A cura da homossexualidade
Quatro décadas depois de Stonewall, ainda se propõem tratamentos de cura da homossexualidade, a exemplo do que faz a psicóloga evangélica Rozângela Justino, que no momento aguarda julgamento pelo Conselho Federal de Psicologia (CFP) por tais práticas. Justino é acusada de violar a Resolução 001/99, que versa sobre as diretrizes éticas sobre a atuação dos psicólogos em relação à diversidade sexual, proibindo toda forma de tratamento clínico à homossexualidade por parte de seus profissionais. Para marcar os dez anos da Resolução, o Conselho Regional de Psicologia do Rio de Janeiro organizou o seminário “Psicologia e Diversidade Sexual: assim se passaram dez anos”, também acontecido às vésperas do 28 de junho. Segundo o psicólogo Igor Torres, membro do GT Diversidade Sexual do CRP-RJ, o Conselho Federal de Psicologia já vem se retratando frente à homossexualidade há dez anos, quando surgiu a resolução depois que uma clínica no estado do Espírito Santo, que propunha fazer a cura de homossexuais, foi denunciada.

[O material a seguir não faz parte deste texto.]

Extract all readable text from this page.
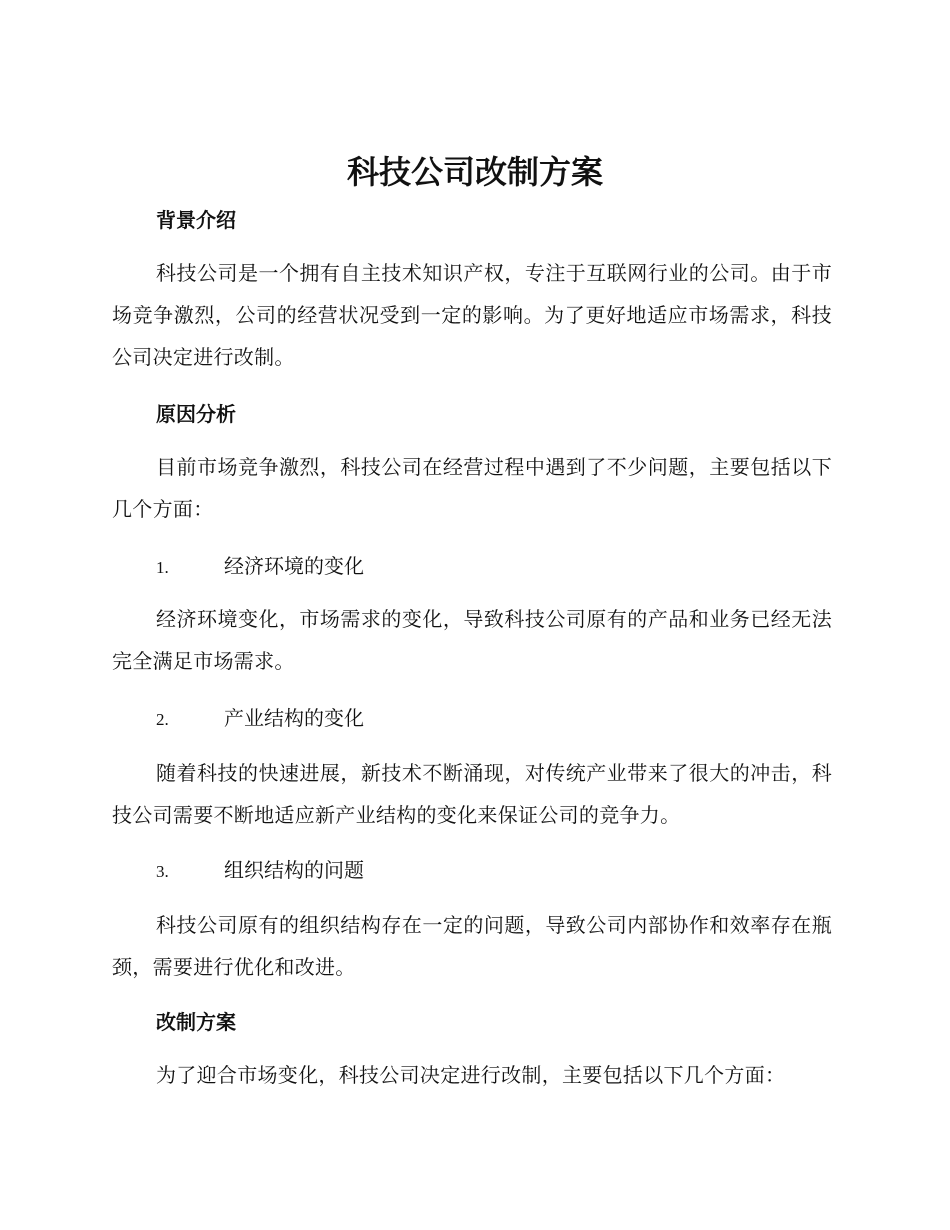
科技公司改制方案
背景介绍

科技公司是一个拥有自主技术知识产权，专注于互联网行业的公司。由于市场竞争激烈，公司的经营状况受到一定的影响。为了更好地适应市场需求，科技公司决定进行改制。

原因分析

目前市场竞争激烈，科技公司在经营过程中遇到了不少问题，主要包括以下几个方面：

1.	经济环境的变化

经济环境变化，市场需求的变化，导致科技公司原有的产品和业务已经无法完全满足市场需求。

2.	产业结构的变化

随着科技的快速进展，新技术不断涌现，对传统产业带来了很大的冲击，科技公司需要不断地适应新产业结构的变化来保证公司的竞争力。

3.	组织结构的问题

科技公司原有的组织结构存在一定的问题，导致公司内部协作和效率存在瓶颈，需要进行优化和改进。

改制方案

为了迎合市场变化，科技公司决定进行改制，主要包括以下几个方面：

No entanto, o psicólogo admite que a homofobia está presente nas práticas de muitos profissionais da Psicologia, “como aquele que trabalha, por exemplo, no setor de recursos humanos de uma empresa e não seleciona uma travesti para um cargo por conta da sua identidade de gênero”, diz.
Segundo ele, outro problema é a forte associação do campo com a religião. “Psicologia e Religião têm uma proximidade desde o início. Hoje continuamos vendo essa proximidade tanto em psicólogos como a Rozângela Justino como também por ser este um curso procurado por religiosos. Uma intersecção entre as duas áreas se explica porque ambas atuam no campo do cuidado. Na atuação, essas pessoas acabam por inserir suas crenças religiosas no desenvolvimento da prática profissional. Porém, por mais próximos que estes campos possam parecer, são domínios distintos. A prática da psicologia tem que ser regida pelo código de ética”, analisa Igor.
Mas como pensar situações e demandas se, ainda hoje, apesar da resolução, de Stonewall e de toda a visibilidade que a homossexualidade alcançou, uma mãe ainda leva o filho homossexual a uma clinica para “se tratar” e a direção de uma escola ainda encaminha uma criança ao psicólogo do colégio por esta apresentar uma perfomance de gênero destoante das demais?
“Uma coisa é aceitar essa demanda, outra é colocar em análise esse sofrimento. As demandas da homossexualidade nas escolas se devem ao fato de a homossexualidade ser presumida a partir de uma performance de gênero. O ‘problema’ é entregue ao psicólogo da escola, para que um menino deixe de brincar com meninas, por exemplo”, analisa o psicólogo.
A proposta do evento do CRP era analisar, dez anos depois da resolução, que desafios a temática da diversidade sexual ainda oferece à psicologia. A patologização da transexualidade pode ser vista como um desses desafios. “O processo transexualizador está sendo implantado no SUS, mas não há uma normatização feita pelo Conselho Federal de Psicologia. As normas existentes são do Conselho de Medicina, embora o processo envolva psicólogos”, questiona Igor.
Profissionais de áreas afins, mas que seguem métodos distintos na compreensão da psique humana, Quinet e Torres concordam que o caminho ainda é longo até que mais debates sobre o tema tenham espaço entre os profissionais do campo psi. Para o primeiro, a discussão deve sair das Escolas e Sociedades de psicanálise para chegarem à sociedade. “Mas o primeiro passo é que a própria homofobia seja superada e abolida nas instituições psicanalíticas assim como na clínica e na teoria”, diz Quinet.
Na análise do psicólogo Igor Torres, “é preciso, antes de tudo, que outras sexualidades – que não a hetero – sejam consideradas legítimas, para que não sejam mais necessárias outras resoluções”, finaliza.